De Guingamp à Angers, en passant par Noyal-Pontivy, Lamballe et Lannion, de nombreux hôpitaux français dénoncent l'existence d'un "cartel des légumes en conserve". Les juges des référés des tribunaux administratifs de Nantes et Rennes viennent de les désavouer dans leur combat autour des prix qu'on leur aurait imposés.
Ils font partie des bases de l'alimentation proposée aux patients. Les légumes en conserve sont incontournables sur les plateaux qui circulent dans les établissements hospitaliers, mais combien sont-ils achetés ?
Une dizaine d'hôpitaux de France, notamment de Bretagne, considèrent avoir été victimes d'un "cartel des légumes en conserve", autrement dit d'une entente entre fabricants et distributeurs de légumes qui se seraient entendus, à leur détriment, durant près de treize ans.
Les juges des référés des tribunaux administratifs de Nantes et Rennes viennent de désavouer une dizaine d'hôpitaux français, parmi lesquels celui d'Angers, dans le Maine-et-Loire, mais aussi ceux de Noyal-Pontivy, dans le Morbihan, Lannion, Lamballe et Guingamp dans les Côtes-d'Armor.
Entente et mésentente entre fabricants
Pour rappel, la Commission européenne avait, en septembre 2019 et novembre 2021, épinglé les fabricants Bonduelle, Coroos, D'Aucy et Conserve Italia.
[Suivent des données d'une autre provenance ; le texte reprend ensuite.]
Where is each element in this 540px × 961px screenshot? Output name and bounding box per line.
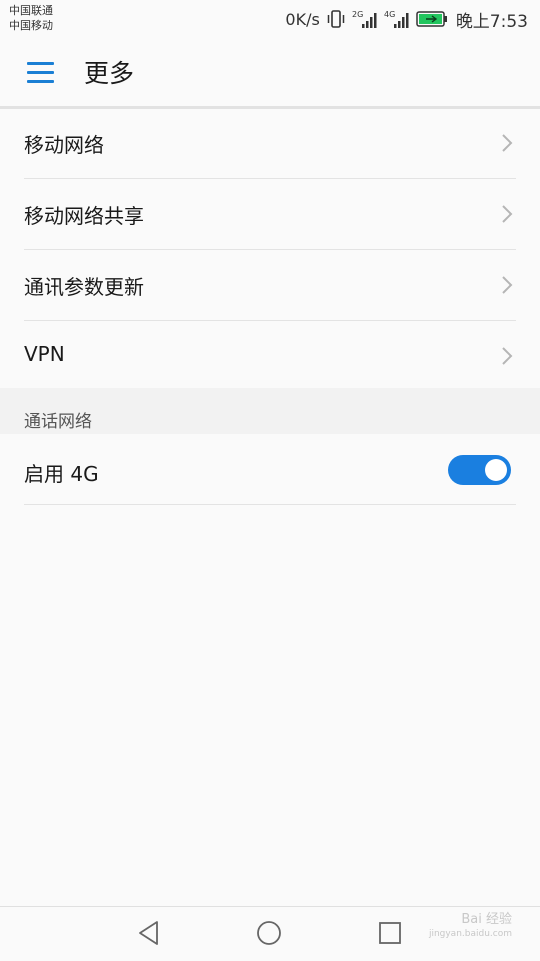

Bruxelles avait notamment réclamé 18 millions d'euros au groupe français D'Aucy et 13,6 millions d'euros au néerlandais Coroos pour s'être entendus sur les prix et le partage du marché européen des légumes en conserve.
Cela leur avait permis de fixer les prix des légumes en conserve pendant plus de dix ans, à compter de janvier 2000. Les deux premiers groupes sanctionnés avaient en fait été dénoncés en octobre 2013 par leur concurrent Bonduelle - un autre bénéficiaire de l'entente - lui octroyant ainsi l'immunité, alors qu'il risquait 250 millions d'amendes, avait expliqué la Commission européenne dans un communiqué.
Entre le 1er et le 12 août 2024, treize hôpitaux français représentés par les deux mêmes avocats parisiens, maîtres Sarah Subrémon et Hugo-Bernard Pouillaude, ont donc introduit des recours en urgence devant les juges des référés des tribunaux administratifs de Rennes, Nantes, Dijon et Lille après avoir été informés de ces condamnations par la Direction générale de l'offre de soins (DGOS) du ministère de la Santé.
Quid de la durée légale de conservation... des documents !
En Saône-et-Loire, les hôpitaux de Montceau-les-Mines, de La Guiche, Chalon-sur-Saône, Louhans et l'Etablissement public de santé mentale (EPSM) de Sevrey avaient ainsi saisi le juge des référés du tribunal administratif de Dijon. Dans le Nord, le Centre hospitalier universitaire (CHU) de Lille, l'hôpital de Cateau-Cambrésis et l'Établissement d'hébergement pour personnes âgées dépendantes (EHPAD) de Comines avaient introduit des recours similaires devant le juge des référés du tribunal administratif de Lille.
Tous réclamaient que les fabricants, les distributeurs et l'administration fiscale leur communiquent les documents déterminant le "périmètre des produits concernés" par cette "entente anti-concurrentielle" : ces données leur sont "indispensables" pour établir "l'existence de la causalité entre l'entente illégale (...) et le préjudice [financier]".
Les fabricants de conserves de légumes et les distributeurs sont d'ailleurs "soumis à une durée de conservation légale de dix ans", faisaient-ils valoir, ce qui laisse planer "un risque sérieux de déperdition des preuves" alors qu'une "grande partie des documents demandés a déjà été détruite".
Reste que la durée légale de conservation des documents de dix ans est déjà "expirée", font remarquer les juges des référés dans leurs ordonnances respectives : même si les sociétés les détenaient encore, elles ne sauraient être "tenues de les communiquer".
De la même manière, l'administration est soumise à une "durée d'utilité administrative" de dix ans : ses services ne peuvent donc davantage être enjoints de les produire. Enfin, et "en tout état de cause", il n'est "pas démontré" que ces documents seraient "indispensables à l'introduction d'un recours indemnitaire".